I'm wondering how many people modify their water profile.

If you do, what results do you see? Is it truely worth the effort or is it something what makes only slight flavour changes.




BOG


----------



## kevnlis (3/3/08)

I have done it, and IMHO it is for sure worth the effort! I start with tank water which I had analysed by the CSIRO and was shown to contain less than .2 ppm of anything... meaning I consider it to be absolute zero. I have done Burton Ales and also make adjustments to my Guinness water. I have never done a split batch with and without the different water profile, but I feel the difference would be tremendous!


----------



## Jye (3/3/08)

I dont completely burtonise my water but for APAs add enough calcium sulfate to get the sulfates up to 200ppm (Burton is about 700ppm). Ive found this gives my beer a drier mouthfeel and sharpens/brightens the hop flavour, well worth the trouble.

Dogfish Head also modify their water to a sulfate level of 400ppm.


----------



## kevnlis (3/3/08)

If you have a look here:

http://www.tinkletots.net/kevnlis/Water%20Chemistry.doc

This is the calculations I used to make my additions.


----------



## BOG (3/3/08)

I've entered a Sydney Water profile in Beer Smith and it has produced the required additions table for the mash water.
Have attached in a prevous post.

I'm still struggeling to get my process up to scratch. I'm still getting very low conversion (62%). 
Was wondering if it's a marginal difference in flavour. (small Lever) or something that really changes the flavour profile.

Sound like it's a yes.



BOG


----------



## /// (3/3/08)

BOG said:


> I've entered a Sydney Water profile in Beer Smith and it has produced the required additions table for the mash water.
> Have attached in a prevous post.
> 
> I'm still struggeling to get my process up to scratch. I'm still getting very low conversion (62%).
> ...



Yes, Yes Yes, it is worth it. If you are having mash issue then it seems you need Big Ray Day as part of your salvation!

Scotty


----------



## BOG (3/3/08)

Sorry,

Big Ray Day ??


----------



## Adric Hunter (8/3/08)

honestly i cant taste an enormous difference between my brews, no matter what i do with the water, but all i brew is ales and i know that lagers seem to be a lot more picky with their water choice


----------



## sah (8/3/08)

My experience tells me it is worth it, even if you just concentrate on sulphate.

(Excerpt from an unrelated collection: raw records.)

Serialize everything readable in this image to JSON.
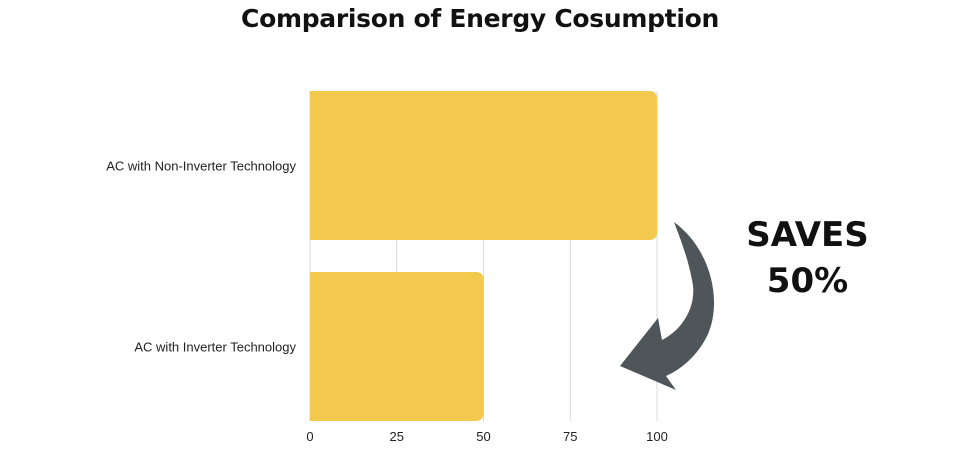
{
  "chart_data": {
    "type": "bar",
    "orientation": "horizontal",
    "title": "Comparison of Energy Cosumption",
    "categories": [
      "AC with Non-Inverter Technology",
      "AC with Inverter Technology"
    ],
    "values": [
      100,
      50
    ],
    "xlim": [
      0,
      100
    ],
    "xticks": [
      0,
      25,
      50,
      75,
      100
    ],
    "xlabel": "",
    "ylabel": "",
    "grid": "vertical",
    "bar_color": "#F2C94C",
    "annotation": {
      "line1": "SAVES",
      "line2": "50%"
    }
  },
  "colors": {
    "arrow": "#4F5659",
    "grid": "#D9D9D9",
    "text": "#222222"
  },
  "icons": {
    "arrow": "curved-down-arrow-icon"
  }
}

It gives you a sharper bitterness and hop character.

regards,
Scott


----------



## neonmeate (9/3/08)

for sure it is worth it - but fullers beers don't have a very hard-water flavour to me - they're not burtonised to the same extent as things like black sheep or landlord.


----------



## tangent (9/3/08)

Trying not to go on about _Beer Alchemy_ all the time but...


I have these readouts:





Makes it pretty simple.


----------



## neonmeate (9/3/08)

tangent said:


> Trying not to go on about _Beer Alchemy_ all the time but...
> 
> 
> I have these readouts:
> ...



except that brewers in london have that programme too, and can select "burton" or "munich" or whatever... just because a brewery is in london doesn't mean that water profile will be right. although probably closer!


----------